Evaluate on ImageNet
Run the following command to evaluate the model on GPUs:
python run.py --mode=eval --dataset=imagenet2012 \
--eval_batch_size=128 --train_steps=1000000 \
--image_crop_size=128 --image_crop_proportion=0.875 \
--latent_dim=256 --channel_multiplier=1 \
--data_dir=$DATA_DIR --model_dir=$MODEL_DIR \
--use_tpu=False --use_ema_model=True
This command runs models with 8 P100 GPUs. Please set eval_batch_size
according to the number of GPUs for evaluation.
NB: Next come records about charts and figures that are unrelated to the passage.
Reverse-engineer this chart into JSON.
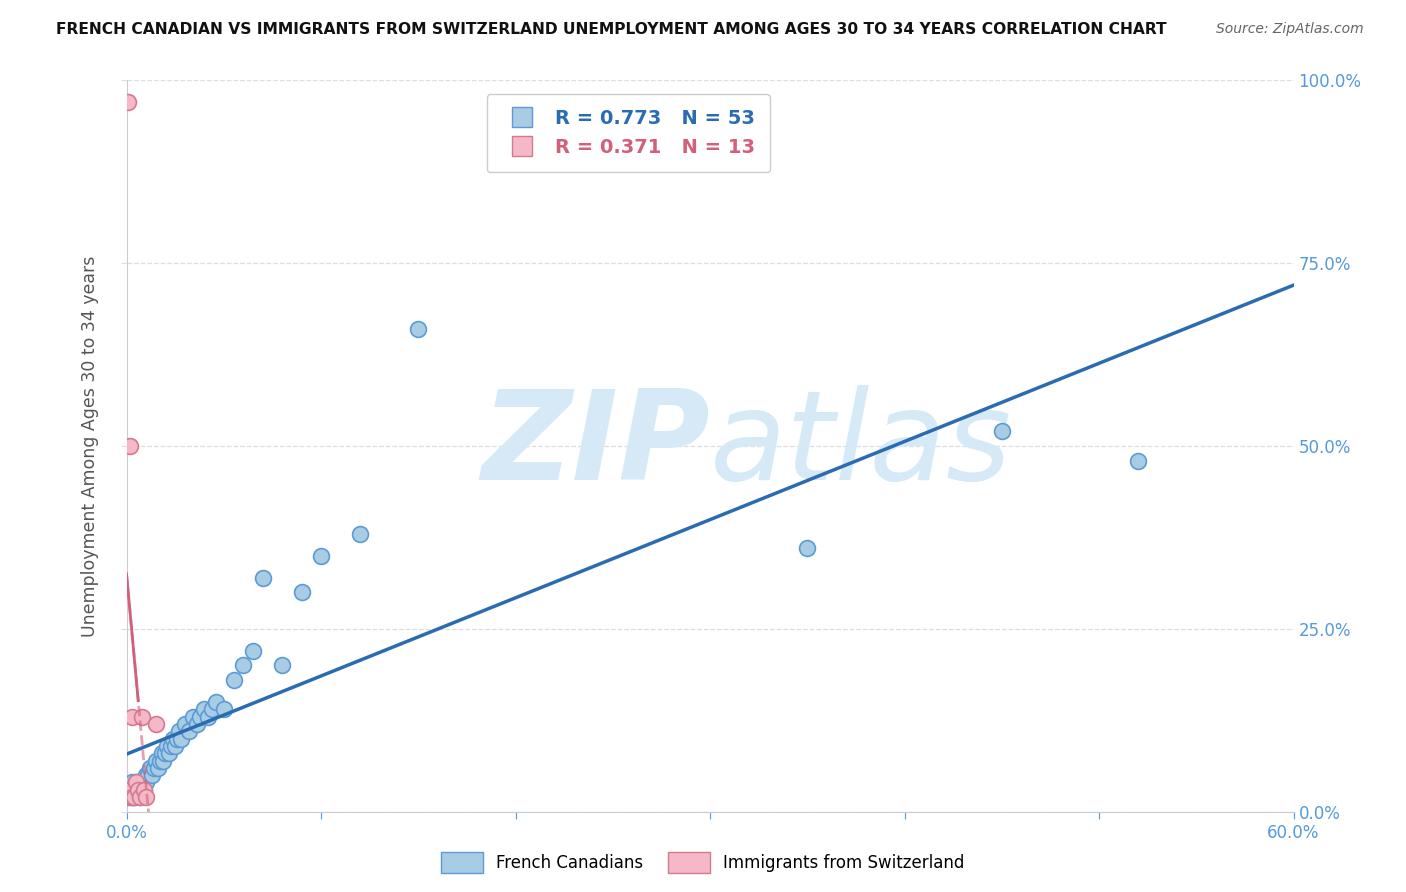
{
  "title": "FRENCH CANADIAN VS IMMIGRANTS FROM SWITZERLAND UNEMPLOYMENT AMONG AGES 30 TO 34 YEARS CORRELATION CHART",
  "source": "Source: ZipAtlas.com",
  "ylabel": "Unemployment Among Ages 30 to 34 years",
  "xlim": [
    0.0,
    0.6
  ],
  "ylim": [
    0.0,
    1.0
  ],
  "yticks": [
    0.0,
    0.25,
    0.5,
    0.75,
    1.0
  ],
  "yticklabels": [
    "0.0%",
    "25.0%",
    "50.0%",
    "75.0%",
    "100.0%"
  ],
  "xticks_minor": [
    0.0,
    0.1,
    0.2,
    0.3,
    0.4,
    0.5,
    0.6
  ],
  "blue_label": "French Canadians",
  "pink_label": "Immigrants from Switzerland",
  "blue_R": "0.773",
  "blue_N": "53",
  "pink_R": "0.371",
  "pink_N": "13",
  "blue_marker_color": "#a8cce4",
  "blue_edge_color": "#5b9bd5",
  "blue_line_color": "#2b6cb0",
  "pink_marker_color": "#f4b8c8",
  "pink_edge_color": "#d47a8f",
  "pink_line_color": "#d45f7a",
  "axis_tick_color": "#5599dd",
  "watermark_color": "#d5e9f7",
  "blue_scatter_x": [
    0.001,
    0.002,
    0.003,
    0.003,
    0.004,
    0.005,
    0.005,
    0.006,
    0.007,
    0.008,
    0.009,
    0.01,
    0.01,
    0.011,
    0.012,
    0.013,
    0.014,
    0.015,
    0.016,
    0.017,
    0.018,
    0.019,
    0.02,
    0.021,
    0.022,
    0.023,
    0.024,
    0.025,
    0.026,
    0.027,
    0.028,
    0.03,
    0.032,
    0.034,
    0.036,
    0.038,
    0.04,
    0.042,
    0.044,
    0.046,
    0.05,
    0.055,
    0.06,
    0.065,
    0.07,
    0.08,
    0.09,
    0.1,
    0.12,
    0.15,
    0.35,
    0.45,
    0.52
  ],
  "blue_scatter_y": [
    0.02,
    0.03,
    0.02,
    0.04,
    0.02,
    0.03,
    0.04,
    0.03,
    0.02,
    0.04,
    0.03,
    0.05,
    0.04,
    0.05,
    0.06,
    0.05,
    0.06,
    0.07,
    0.06,
    0.07,
    0.08,
    0.07,
    0.08,
    0.09,
    0.08,
    0.09,
    0.1,
    0.09,
    0.1,
    0.11,
    0.1,
    0.12,
    0.11,
    0.13,
    0.12,
    0.13,
    0.14,
    0.13,
    0.14,
    0.15,
    0.14,
    0.18,
    0.2,
    0.22,
    0.32,
    0.2,
    0.3,
    0.35,
    0.38,
    0.66,
    0.36,
    0.52,
    0.48
  ],
  "pink_scatter_x": [
    0.001,
    0.002,
    0.002,
    0.003,
    0.003,
    0.004,
    0.005,
    0.006,
    0.007,
    0.008,
    0.009,
    0.01,
    0.015
  ],
  "pink_scatter_y": [
    0.97,
    0.03,
    0.5,
    0.02,
    0.13,
    0.02,
    0.04,
    0.03,
    0.02,
    0.13,
    0.03,
    0.02,
    0.12
  ],
  "pink_line_x0": 0.0,
  "pink_line_y0": 0.28,
  "pink_line_x1": 0.006,
  "pink_line_y1": 0.0
}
Please also note that train_steps
and use_ema_model
should be set according to the values used for training.
CelebA-HQ
At the first time, download CelebA-HQ following tensorflow_datasets
instruction from the official guide.
Train on CelebA-HQ
The following command can be used to train a model on CelebA-HQ (which reflects the default hyperparameters used for the resolution of 256 in our paper) on TPUv2 4x4:
python run.py --mode=train --dataset=celeb_a_hq/256 \
--train_batch_size=256 --train_steps=250000 \
--image_crop_size=256 --image_crop_proportion=1.0 \
--save_every_n_steps=1000 \
--latent_dim=512 --generator_lr=0.00005 \
--discriminator_lr=0.00005 --channel_multiplier=2 \
--use_consistency_regularization=True \
--data_dir=$DATA_DIR --model_dir=$MODEL_DIR \
--use_tpu=True --master=$TPU_NAME
Evaluate on CelebA-HQ
Run the following command to evaluate the model on 8 P100 GPUs:
python run.py --mode=eval --dataset=celeb_a_hq/256 \
--eval_batch_size=128 --train_steps=250000 \
--image_crop_size=256 --image_crop_proportion=1.0 \
--latent_dim=512 --channel_multiplier=2 \
--data_dir=$DATA_DIR --model_dir=$MODEL_DIR \
--use_tpu=False --use_ema_model=True
FFHQ
At the first time, download the tfrecords of FFHQ from the official site and put them into $DATA_DIR
.
Train on FFHQ
The following command can be used to train a model on FFHQ (which reflects the default hyperparameters used for the resolution of 256 in our paper) on TPUv2 4x4:
python run.py --mode=train --dataset=ffhq/256 \
--train_batch_size=256 --train_steps=500000 \
--image_crop_size=256 --image_crop_proportion=1.0 \
--save_every_n_steps=1000 \
--latent_dim=512 --generator_lr=0.00005 \
--discriminator_lr=0.00005 --channel_multiplier=2 \
--use_consistency_regularization=True \
--data_dir=$DATA_DIR --model_dir=$MODEL_DIR \
--use_tpu=True --master=$TPU_NAME
Evaluate on FFHQ
Run the following command to evaluate the model on 8 P100 GPUs:
python run.py --mode=eval --dataset=ffhq/256 \
--eval_batch_size=128 --train_steps=500000 \
--image_crop_size=256 --image_crop_proportion=1.0 \
--latent_dim=512 --channel_multiplier=2 \
--data_dir=$DATA_DIR --model_dir=$MODEL_DIR \
--use_tpu=False --use_ema_model=True
Cite
@inproceedings{zhao2021improved,
title = {Improved Transformer for High-Resolution {GANs}},
author = {Long Zhao and Zizhao Zhang and Ting Chen and Dimitris Metaxas abd Han Zhang},
booktitle = {Advances in Neural Information Processing Systems (NeurIPS)},
year = {2021}
}
Disclaimer
This is not an officially supported Google product.